The packages (sourcetools, hms, plogr, backports) are mainly technical packages, racking up downloads by being pulled as dependencies by popular packages or by being helpful in running R code “deeply”. ModelMetrics contains metrics to compare Rcpp models. rsconnect and miniUI are packages used by shiny, thus their appearance high in the list.

Excluding these, the clear winner of “frontline” packages are rprojroot, allowing you to define your project root directory, by matching a certain criterion (for instance, a certain file is contained in that directory), forcats for making working with categorical variables easier, and modelr, enhancing the pipe workflow established by magittr. I must admit that I had not known of the rprojroot package, probably because I’m a sickler for clean directory setups.

An interesting find is ggrepel, as it’s the single “gg-packages” (of 23 in total) that made it into the top20. Since the possibility to build extensions for ggplot2 there has been an explosion of specialised and fantastic packages to build even more, and better graphs in R. In fact, the new version of ggplot2 should be listed as our top “new” package for 2016, if we’d count new major versions as a new package. Also this year Rstudio finally got to it’s 1.0.0 version, with many cool new features.

But now, this blog’s authors’ personal top four of new R packages for 2016:

(safferli’s pick)

bookdown is a specialised markdown package by the venerable Yihui, of knitr fame. It’s still early in development, but already very much productive. It’s used to build actual books from Rmarkdown documents. It can build gitbook, pdf, mobile, and html books, all from a single markdown source.

Being a huge LaTeX fan, I’m a little sad that with me working more with data in R the advent of knitrand now bookdown I actually never get to use it directly any more.
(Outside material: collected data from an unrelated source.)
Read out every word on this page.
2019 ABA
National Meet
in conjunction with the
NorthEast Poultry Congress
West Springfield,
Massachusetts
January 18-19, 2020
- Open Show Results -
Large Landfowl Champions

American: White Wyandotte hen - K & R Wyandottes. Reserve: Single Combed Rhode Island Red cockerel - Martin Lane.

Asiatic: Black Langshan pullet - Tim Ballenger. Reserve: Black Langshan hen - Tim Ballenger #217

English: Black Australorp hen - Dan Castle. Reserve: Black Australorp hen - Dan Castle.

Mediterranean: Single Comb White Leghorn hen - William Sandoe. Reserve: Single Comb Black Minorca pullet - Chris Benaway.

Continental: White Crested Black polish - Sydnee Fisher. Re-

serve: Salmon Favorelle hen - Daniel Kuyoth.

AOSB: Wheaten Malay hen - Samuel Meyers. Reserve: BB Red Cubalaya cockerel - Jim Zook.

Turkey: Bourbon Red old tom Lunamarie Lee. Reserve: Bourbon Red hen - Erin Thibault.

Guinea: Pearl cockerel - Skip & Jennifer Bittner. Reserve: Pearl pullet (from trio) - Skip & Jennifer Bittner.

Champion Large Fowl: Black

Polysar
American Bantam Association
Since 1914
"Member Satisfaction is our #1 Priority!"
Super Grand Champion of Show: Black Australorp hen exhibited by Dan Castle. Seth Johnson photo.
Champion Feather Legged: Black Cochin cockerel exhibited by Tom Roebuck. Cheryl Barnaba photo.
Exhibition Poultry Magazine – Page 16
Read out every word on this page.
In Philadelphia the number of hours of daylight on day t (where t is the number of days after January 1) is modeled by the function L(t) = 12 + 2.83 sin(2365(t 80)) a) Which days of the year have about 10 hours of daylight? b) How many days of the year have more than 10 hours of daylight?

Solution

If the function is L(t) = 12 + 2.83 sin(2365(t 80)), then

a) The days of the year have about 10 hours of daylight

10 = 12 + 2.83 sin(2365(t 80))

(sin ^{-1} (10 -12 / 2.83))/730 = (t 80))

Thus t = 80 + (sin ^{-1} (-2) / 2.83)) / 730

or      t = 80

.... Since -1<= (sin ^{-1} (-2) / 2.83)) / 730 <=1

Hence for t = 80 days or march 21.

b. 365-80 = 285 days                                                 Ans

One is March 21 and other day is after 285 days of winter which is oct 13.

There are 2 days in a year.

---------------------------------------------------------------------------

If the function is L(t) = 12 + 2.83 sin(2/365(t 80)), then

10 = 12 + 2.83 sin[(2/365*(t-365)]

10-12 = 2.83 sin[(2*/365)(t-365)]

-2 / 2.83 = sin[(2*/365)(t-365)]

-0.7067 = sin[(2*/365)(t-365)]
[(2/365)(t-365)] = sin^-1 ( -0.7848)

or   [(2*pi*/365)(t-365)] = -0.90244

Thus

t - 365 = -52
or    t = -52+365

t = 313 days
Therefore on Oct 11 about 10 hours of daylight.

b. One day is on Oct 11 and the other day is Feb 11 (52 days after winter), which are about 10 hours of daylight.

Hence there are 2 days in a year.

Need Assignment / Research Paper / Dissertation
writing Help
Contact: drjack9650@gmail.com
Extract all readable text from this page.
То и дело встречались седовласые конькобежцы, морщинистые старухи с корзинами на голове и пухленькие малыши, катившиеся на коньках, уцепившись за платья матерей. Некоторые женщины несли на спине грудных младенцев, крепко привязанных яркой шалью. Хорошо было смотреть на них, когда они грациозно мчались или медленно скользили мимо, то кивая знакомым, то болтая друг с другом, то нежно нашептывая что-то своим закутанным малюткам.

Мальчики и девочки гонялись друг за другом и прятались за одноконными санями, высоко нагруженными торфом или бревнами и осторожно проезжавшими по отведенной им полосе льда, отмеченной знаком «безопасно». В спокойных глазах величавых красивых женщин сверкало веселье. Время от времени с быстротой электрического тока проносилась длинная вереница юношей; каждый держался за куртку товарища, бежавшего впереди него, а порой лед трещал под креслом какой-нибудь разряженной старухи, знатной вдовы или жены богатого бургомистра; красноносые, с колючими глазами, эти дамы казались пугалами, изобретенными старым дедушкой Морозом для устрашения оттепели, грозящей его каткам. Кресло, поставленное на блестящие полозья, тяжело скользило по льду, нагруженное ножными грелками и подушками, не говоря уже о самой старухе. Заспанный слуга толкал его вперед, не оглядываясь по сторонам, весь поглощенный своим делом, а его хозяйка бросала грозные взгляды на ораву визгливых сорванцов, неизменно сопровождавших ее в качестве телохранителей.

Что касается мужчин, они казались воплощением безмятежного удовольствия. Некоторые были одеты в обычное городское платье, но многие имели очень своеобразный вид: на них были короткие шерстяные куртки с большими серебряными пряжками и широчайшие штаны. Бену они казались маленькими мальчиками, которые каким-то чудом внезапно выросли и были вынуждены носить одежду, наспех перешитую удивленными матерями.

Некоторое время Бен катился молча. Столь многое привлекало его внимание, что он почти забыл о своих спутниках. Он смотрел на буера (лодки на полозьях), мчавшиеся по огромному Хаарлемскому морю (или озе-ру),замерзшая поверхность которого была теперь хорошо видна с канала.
For extremely specialised (and static) books or reports I would probably still move back to LaTeX, but the power and flexibility of Rmarkdown to build dynamic html reports outweighs the detailed configuration possibilities and pure beauty of direct LaTeX. Especially if you are using data in your reports.

A big thumbs up for this package. If you’re looking to write a long-ish documentation or report, currently nothing beats gitbook, and bookdown gives you the power of R and Rmarkdown to work with.

(Yuki’s pick)

Yuki focuses more on Python now, and will continue blogging on the blog about Python-stuff and data science topics. To honor this, we picked feather for Yuki, a package that makes storing dataframes to disk lightning fast and shareable between R and Python.

(Kirill’s pick)

My choice of the year I discovered quite late (2 weeks ago), so maybe I am biased, because I am still amazed by it. I was building interactive graphs with highcharter and wanted to share the results with my colleagues. Since I had a couple of charts, I thought I will make a Rmarkdown document and insert them there. That’s where I discovered flexdashboard. Basically an Rmarkdown formatter to make static dashboards. Just build some interactive graphs with any htmlwidget based packed (or any package you like) arrange it easily with flexdashboard, et voilà, you have a static easy dashboard. I even realized that in many cases, if people want to share interactive graphs with other, the go-to tool is shiny, but this is overengineering often if all it does is filtering the data by date or categories. The beauty of flexdashboard is to have a single standalone html file, which doesn’t need serve side logic or any complex stuff in the backend.

(Jess’s pick)

I spent 2016 discovering the beauty of shinydashboard building quite some dashboards with many many tabs and many many more plots. Eventually I wanted the values to be displayed when hovering over a point with the mouse. This is when ggiraph came to the rescue, a package written by David Grohel that extends the ggplot functionality and makes it easy to animate ggplots. Take a look at the website and browse through the examples to see what ggiraph is capable of. Super easy to use with plain ggplot as well as with shiny!